La loi sur le chauffage entrée en vigueur au 1er janvier, voulant imposer les pompes à chaleur dans les futurs logements a renforcé cette réputation. D’autant que l’Allemagne fait partie des pays où les prix de l’électricité sont les plus élevés en Europe et a beaucoup souffert de la flambée des prix. Beaucoup de consommateurs mettent les factures salées, avec des rattrapages annuels de plusieurs centaines d’euros, sur le compte des écologistes.

Ils sont connus pour avoir poussé à la sortie du nucléaire, achevée il y a un an, et des révélations du magazine Cicero, le mois dernier, tendent à prouver que le ministère de l’Économie, dirigé par le Vert Robert Habeck, a passé sous silence des expertises, des études selon lesquelles la durée de vie des centrales aurait pu être prolongée, ce qui aurait eu pour effet de stabiliser les prix. L’opposition les accuse donc de mensonges. Et depuis, les Verts passent encore plus pour des idéologues qui se soucient peu ou pas des conséquences sociales de leur politique.

La tête de liste est une inconnue, Terry Reintke, députée européenne depuis 2014. Elle fait campagne sur l’aide militaire à l’Ukraine, ce qui ne passe pas forcément bien dans un pays et un parti de tradition pacifiste. La campagne se fait aussi contre le risque fasciste, avec sur leurs affiches une jeune femme dans une manifestation portant une pancarte avec une croix gammée barrée. Le leader extrême droite de l’Alternative pour l’Allemagne (AfD) a dit qu’il voulait voir l’Europe mourir, et les écologistes, qui se présentent comme un parti pro-européen, sont la cible n°1 de la vindicte populaire. Les agressions contre les politiques ont bondi et presque la moitié des attaques recensées par la police, allant de balles trouvées dans le courrier au caillassage de voitures, vise les candidats des "Grünen".

En Italie, des préoccupations autres que l'écologie, malgré les inondations et les sécheresses à répétition

En Italie, la liste écologiste ne remporte pas beaucoup de succès. Si l’on en croit les sondages, elle est créditée de 3,7% d'intentions de votes, un score en dessous des 4% nécessaires pour envoyer des députés à Strasbourg. Ce si faible score s'explique entre autres parce que d’autres formations à gauche, à l’audience beaucoup plus importante, prennent en charge le discours écologique. C’est le cas des sociaux-démocrates, en 2e place dans les sondages.

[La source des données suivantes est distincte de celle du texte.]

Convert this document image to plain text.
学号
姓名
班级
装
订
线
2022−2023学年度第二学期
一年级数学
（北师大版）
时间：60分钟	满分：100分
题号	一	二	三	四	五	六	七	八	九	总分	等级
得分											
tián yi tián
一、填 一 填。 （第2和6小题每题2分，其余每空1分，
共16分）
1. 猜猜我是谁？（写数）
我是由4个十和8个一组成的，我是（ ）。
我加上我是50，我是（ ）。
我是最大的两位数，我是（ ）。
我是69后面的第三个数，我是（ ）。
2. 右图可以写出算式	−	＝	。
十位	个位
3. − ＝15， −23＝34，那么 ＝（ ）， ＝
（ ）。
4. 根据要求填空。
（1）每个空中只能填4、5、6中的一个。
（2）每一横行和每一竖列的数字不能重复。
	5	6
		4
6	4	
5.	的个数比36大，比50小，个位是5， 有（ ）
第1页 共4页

De plus, l‘écologie n‘est pas un grand sujet de préoccupation en Italie. La campagne se concentre sur des affaires de corruption en région, sur l’exercice du pouvoir par Giorgia Meloni et sur les questions sociales, dans un pays où le salaire moyen est très bas. Lorsqu'il y a eu la protestation des agriculteurs, les formations au pouvoir se sont plutôt élevées contre une politique écologique européenne jugée trop envahissante. Pourtant la Méditerranée est en première ligne face au changement climatique. En Italie, les épisodes extrêmes d'inondations, dus à de très fortes pluies, et de sécheresses se sont multipliés l’an dernier. Et cela continue.

Mais jusqu’à présent, à part un plan de développement des énergies renouvelables, pour lesquelles l’Italie n’est pas si mal placée, Giorgia Meloni n’a pas mobilisé ses troupes pour réduire davantage la dépendance aux énergies fossiles. Il est question du retour du nucléaire dans un pays qui l’a abandonné après Tchernobyl et Fukushima. Mais ce n’est pas pour demain. Et sur la question du logement ou de l’automobile par exemple, la priorité est plutôt à la protection des intérêts sectoriels qu’à l’imposition de nouvelles règles face au changement climatique.